1.Composite material structure
Lithium-carbon composite material (Li-CNT) is based on lithium metal and CNTs, in which lithium metal is impregnated in CNT particles that are as the framework.
The surface passivated lithium-carbon composite material (SP@Li-CNT) has a hydrophobic and oxygen-repellent layer, and its processibility is improved. The material can be used safely in a dry room.
Compared with lithium foil, Li-CNT or SP@Li-CNT can provide more lithium plating and stripping sites, inhibit the formation of dendrites, and ease the volume change of the electrode. The CNT framework provides a stable support for SEI, so the anode has better cycle performance.
2.Physical and chemical properties：
CNT is the common commercial multi-walled carbon nanotubes, and lithium is battery-grade metallic lithium and various lithium alloys. The particle size, D50=9 microns, is basically the same as commercial graphite and silicon carbon anode materials.
3.Sample application examples
Li-CNT or SP
@ Li-CNT are mixed with binder and conductive agent, and then coated on Cu foil to prepare electrodes.
The SP@Li-CNT obtained by OPA passivation is paired with lithium iron phosphate to form a full cell, with an anode excess of 50%. The cell can be cycled stably for 250 times.

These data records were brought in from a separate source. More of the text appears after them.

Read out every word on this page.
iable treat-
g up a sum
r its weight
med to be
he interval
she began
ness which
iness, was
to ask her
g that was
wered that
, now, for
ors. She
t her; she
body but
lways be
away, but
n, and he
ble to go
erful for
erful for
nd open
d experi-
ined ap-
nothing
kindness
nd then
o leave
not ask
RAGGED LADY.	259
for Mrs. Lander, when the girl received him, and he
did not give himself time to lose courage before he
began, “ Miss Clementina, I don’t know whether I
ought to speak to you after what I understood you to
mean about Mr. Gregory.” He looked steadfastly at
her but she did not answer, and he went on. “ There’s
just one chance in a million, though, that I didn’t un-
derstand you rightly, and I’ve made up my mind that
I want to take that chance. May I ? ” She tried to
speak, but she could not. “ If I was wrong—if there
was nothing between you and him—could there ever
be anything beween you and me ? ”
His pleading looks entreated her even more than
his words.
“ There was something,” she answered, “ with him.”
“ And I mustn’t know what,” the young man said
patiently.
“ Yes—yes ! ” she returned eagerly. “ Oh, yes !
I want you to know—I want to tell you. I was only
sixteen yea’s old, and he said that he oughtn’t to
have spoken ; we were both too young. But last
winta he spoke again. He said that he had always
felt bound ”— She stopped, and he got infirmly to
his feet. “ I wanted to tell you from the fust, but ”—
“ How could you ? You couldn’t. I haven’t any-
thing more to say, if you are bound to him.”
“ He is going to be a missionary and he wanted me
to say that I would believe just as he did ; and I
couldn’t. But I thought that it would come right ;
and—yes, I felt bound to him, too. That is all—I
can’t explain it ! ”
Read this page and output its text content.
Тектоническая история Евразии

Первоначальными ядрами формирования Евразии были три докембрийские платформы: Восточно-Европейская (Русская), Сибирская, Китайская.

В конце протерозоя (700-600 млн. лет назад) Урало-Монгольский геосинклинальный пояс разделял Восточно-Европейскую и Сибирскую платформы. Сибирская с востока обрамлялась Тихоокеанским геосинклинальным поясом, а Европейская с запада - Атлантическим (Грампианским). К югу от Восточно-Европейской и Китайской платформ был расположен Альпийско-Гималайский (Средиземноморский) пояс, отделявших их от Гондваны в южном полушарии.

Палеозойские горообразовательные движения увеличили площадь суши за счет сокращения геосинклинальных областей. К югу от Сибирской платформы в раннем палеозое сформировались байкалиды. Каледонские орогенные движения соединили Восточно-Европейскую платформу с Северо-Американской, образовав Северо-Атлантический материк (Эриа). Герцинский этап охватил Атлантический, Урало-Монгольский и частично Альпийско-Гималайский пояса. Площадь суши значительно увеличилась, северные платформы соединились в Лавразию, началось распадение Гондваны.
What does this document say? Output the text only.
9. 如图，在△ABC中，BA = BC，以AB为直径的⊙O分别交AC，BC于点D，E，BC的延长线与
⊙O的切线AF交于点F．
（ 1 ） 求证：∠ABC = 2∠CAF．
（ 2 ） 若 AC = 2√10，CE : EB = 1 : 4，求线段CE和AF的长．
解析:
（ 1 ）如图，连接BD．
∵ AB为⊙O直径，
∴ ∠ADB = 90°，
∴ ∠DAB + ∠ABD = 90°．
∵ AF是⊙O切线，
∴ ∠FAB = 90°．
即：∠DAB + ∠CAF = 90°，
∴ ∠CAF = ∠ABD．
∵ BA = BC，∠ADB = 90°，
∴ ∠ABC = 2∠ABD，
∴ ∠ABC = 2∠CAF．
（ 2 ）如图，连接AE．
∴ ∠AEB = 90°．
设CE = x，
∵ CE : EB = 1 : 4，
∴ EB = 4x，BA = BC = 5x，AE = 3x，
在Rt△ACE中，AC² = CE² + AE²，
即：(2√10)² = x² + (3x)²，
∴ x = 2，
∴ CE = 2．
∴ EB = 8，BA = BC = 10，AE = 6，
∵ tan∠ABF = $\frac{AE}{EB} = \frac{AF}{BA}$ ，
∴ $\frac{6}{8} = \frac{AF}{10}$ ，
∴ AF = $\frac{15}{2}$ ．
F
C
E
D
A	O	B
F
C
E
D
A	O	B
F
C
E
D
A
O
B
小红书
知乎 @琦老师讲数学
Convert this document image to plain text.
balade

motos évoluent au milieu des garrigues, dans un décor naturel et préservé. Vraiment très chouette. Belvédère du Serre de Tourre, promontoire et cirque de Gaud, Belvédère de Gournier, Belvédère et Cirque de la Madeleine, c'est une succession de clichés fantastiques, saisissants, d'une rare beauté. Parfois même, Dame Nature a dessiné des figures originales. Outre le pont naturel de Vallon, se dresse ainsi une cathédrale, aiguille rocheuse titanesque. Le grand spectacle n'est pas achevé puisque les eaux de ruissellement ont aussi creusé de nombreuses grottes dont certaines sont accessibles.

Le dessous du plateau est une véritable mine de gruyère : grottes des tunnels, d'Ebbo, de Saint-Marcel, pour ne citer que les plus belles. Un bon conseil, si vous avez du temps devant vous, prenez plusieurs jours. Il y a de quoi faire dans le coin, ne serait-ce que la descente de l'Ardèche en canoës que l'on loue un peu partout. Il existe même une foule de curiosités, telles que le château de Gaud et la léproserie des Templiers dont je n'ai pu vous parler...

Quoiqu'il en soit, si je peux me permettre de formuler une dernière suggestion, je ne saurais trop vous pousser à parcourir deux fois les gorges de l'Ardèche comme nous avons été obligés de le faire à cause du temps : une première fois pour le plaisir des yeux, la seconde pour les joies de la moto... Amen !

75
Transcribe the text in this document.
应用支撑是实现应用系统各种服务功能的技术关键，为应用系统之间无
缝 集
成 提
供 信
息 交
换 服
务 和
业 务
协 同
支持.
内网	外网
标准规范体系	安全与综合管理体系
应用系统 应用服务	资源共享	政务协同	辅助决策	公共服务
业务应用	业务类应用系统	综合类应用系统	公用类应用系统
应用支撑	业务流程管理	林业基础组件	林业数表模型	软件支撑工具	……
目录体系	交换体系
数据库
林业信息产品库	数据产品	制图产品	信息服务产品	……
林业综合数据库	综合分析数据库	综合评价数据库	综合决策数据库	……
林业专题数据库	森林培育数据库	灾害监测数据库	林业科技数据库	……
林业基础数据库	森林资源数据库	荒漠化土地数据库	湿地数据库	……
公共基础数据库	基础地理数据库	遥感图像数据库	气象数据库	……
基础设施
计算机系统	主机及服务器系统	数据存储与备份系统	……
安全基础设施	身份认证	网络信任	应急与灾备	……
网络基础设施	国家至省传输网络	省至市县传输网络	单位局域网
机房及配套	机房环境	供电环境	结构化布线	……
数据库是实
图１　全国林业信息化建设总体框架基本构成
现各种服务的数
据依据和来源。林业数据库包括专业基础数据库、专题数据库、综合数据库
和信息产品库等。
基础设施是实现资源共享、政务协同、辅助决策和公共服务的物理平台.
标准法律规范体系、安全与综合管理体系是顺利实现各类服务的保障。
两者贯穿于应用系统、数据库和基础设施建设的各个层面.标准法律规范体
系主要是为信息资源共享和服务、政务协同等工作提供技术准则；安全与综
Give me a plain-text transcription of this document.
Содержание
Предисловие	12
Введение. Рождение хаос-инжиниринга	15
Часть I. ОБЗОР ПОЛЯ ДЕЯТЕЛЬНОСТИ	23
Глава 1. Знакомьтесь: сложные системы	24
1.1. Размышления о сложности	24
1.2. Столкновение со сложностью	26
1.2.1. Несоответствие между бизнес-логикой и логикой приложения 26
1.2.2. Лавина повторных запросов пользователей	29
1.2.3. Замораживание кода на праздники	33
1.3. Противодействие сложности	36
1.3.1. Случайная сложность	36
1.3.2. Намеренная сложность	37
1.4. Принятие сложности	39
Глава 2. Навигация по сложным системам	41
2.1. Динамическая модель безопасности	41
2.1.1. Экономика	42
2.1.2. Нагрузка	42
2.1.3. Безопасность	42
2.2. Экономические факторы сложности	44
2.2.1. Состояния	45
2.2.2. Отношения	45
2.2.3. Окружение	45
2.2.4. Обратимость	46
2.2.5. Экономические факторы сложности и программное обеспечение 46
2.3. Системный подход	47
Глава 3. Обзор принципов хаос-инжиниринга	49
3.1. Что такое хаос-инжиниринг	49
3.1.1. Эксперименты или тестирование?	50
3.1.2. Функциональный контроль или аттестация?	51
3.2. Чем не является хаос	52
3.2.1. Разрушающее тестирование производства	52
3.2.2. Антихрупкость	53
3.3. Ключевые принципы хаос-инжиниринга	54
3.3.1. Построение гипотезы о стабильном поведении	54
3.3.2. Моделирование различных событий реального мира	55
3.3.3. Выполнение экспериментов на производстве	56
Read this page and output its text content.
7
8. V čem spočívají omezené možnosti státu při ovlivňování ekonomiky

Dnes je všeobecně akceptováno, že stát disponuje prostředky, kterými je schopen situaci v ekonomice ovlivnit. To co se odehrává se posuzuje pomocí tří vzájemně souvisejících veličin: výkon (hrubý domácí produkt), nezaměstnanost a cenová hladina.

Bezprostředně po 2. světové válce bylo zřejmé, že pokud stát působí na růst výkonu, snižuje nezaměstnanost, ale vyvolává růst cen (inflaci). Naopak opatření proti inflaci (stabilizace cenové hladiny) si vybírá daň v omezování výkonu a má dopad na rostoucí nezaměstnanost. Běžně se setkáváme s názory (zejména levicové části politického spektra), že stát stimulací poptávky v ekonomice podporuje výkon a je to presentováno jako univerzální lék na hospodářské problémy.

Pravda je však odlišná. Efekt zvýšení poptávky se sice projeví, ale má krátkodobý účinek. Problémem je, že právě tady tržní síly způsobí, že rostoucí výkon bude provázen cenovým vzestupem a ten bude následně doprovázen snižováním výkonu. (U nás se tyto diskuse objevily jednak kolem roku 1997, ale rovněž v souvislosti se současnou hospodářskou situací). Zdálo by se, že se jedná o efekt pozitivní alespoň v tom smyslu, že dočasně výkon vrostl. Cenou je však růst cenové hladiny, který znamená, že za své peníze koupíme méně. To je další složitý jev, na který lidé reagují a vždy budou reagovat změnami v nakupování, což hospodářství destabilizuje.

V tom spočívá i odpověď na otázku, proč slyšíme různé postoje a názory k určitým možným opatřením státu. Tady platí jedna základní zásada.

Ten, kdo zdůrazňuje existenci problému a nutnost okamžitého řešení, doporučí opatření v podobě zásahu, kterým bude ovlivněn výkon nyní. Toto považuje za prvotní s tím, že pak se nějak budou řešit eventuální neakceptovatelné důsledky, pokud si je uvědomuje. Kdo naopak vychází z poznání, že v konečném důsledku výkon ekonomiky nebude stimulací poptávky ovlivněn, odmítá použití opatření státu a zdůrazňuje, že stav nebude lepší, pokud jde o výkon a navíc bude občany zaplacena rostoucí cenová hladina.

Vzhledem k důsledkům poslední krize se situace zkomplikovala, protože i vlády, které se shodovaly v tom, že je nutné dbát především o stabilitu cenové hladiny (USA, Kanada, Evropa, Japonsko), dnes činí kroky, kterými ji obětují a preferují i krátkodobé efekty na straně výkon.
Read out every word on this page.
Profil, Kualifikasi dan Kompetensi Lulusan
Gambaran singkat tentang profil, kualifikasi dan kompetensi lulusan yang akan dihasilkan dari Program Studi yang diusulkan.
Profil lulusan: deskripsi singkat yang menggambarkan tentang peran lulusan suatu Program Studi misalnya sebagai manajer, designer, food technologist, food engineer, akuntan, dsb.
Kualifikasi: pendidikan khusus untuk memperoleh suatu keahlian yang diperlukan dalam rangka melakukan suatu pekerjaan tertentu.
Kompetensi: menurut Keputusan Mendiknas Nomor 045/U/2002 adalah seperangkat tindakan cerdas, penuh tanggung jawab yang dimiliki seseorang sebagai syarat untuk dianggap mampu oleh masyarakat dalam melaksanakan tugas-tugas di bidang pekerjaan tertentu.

The coulombic efficiency of the anode is 98.8%.
The SP@Li-CNT with optimized passivator constitutes a full cell with lithium iron phosphate. The anode is 50% excessive; the lifetime is improved to more than 300 cycles; and the coulombic efficiency is increased to 99.25%.
On the basis of optimizing the passivating agent, adjusting the electrolyte additives can further improve the cycle performance and rate performance of the anode. The coulombic efficiency can reach 99.3%, and the 10C rate charge and discharge still maintain good capacity performance.
4. Emergency measures
Lithium has high chemical activity and burns violently when exposed to water. Li-CNT is a micron-level particle with stronger reaction activity and will spontaneously ignite in air. SP@Li-CNT after passivation is still flammable and cannot be stored in air or used in non-dry air. If there is a fire, only use fire-fighting sands and fire blankets to extinguish the fire (see MSDS for details).
5. Sample provision method
A small amount of sample is currently available.
The glass bottle is filled with argon and sealed. Then the bottle is sealed in the iron cans and aluminum plastic bags. Filled the bag with foam, and shipped in wooden boxes or iron drums.
7. Safety instructions
7.1 Operating environment:：
Lithium-carbon composite material: only allowed to be used in an argon glove box (water content ≤1ppm, oxygen content ≤1ppm).
Surface passivated lithium-carbon composite material: only allowed to be used in dry room with dew point≤-45℃ or in argon glove box (water content≤1ppm, oxygen content≤1ppm).
7.2 Safety rules for personnel
Protective equipment such as masks, dry nitrile gloves, dry protection suits and dry protective goggles should be worn when handling samples.
7.3 Transfer sample to argon glove box
Remove the express cartons, iron cans and fillings, and transfer the remaining parts directly to the glove box through the transition bin.
When pumping and filling in the transition bin, it is necessary to reduce the pumping vacuum (-0.5MPa is sufficient) and increase the pumping and filling
times (6-10 times) to prevent the package from breaking.
After transferring to the glove box, continue to remove the aluminum-plastic bag.
7.4 Storage of remaining samples
The remaining samples are sealed and stored in an argon glove box.
7.5 Waste disposal
Wear protective equipment when disposing of waste. The nitrile gloves, dust-free paper and other items used in the operation shall be fully immersed with water in an open space or in a fume hood. After the metal lithium and water have completely reacted, make sure that no hydrogen bubbles will be generated; then dispose the solid and liquid waste.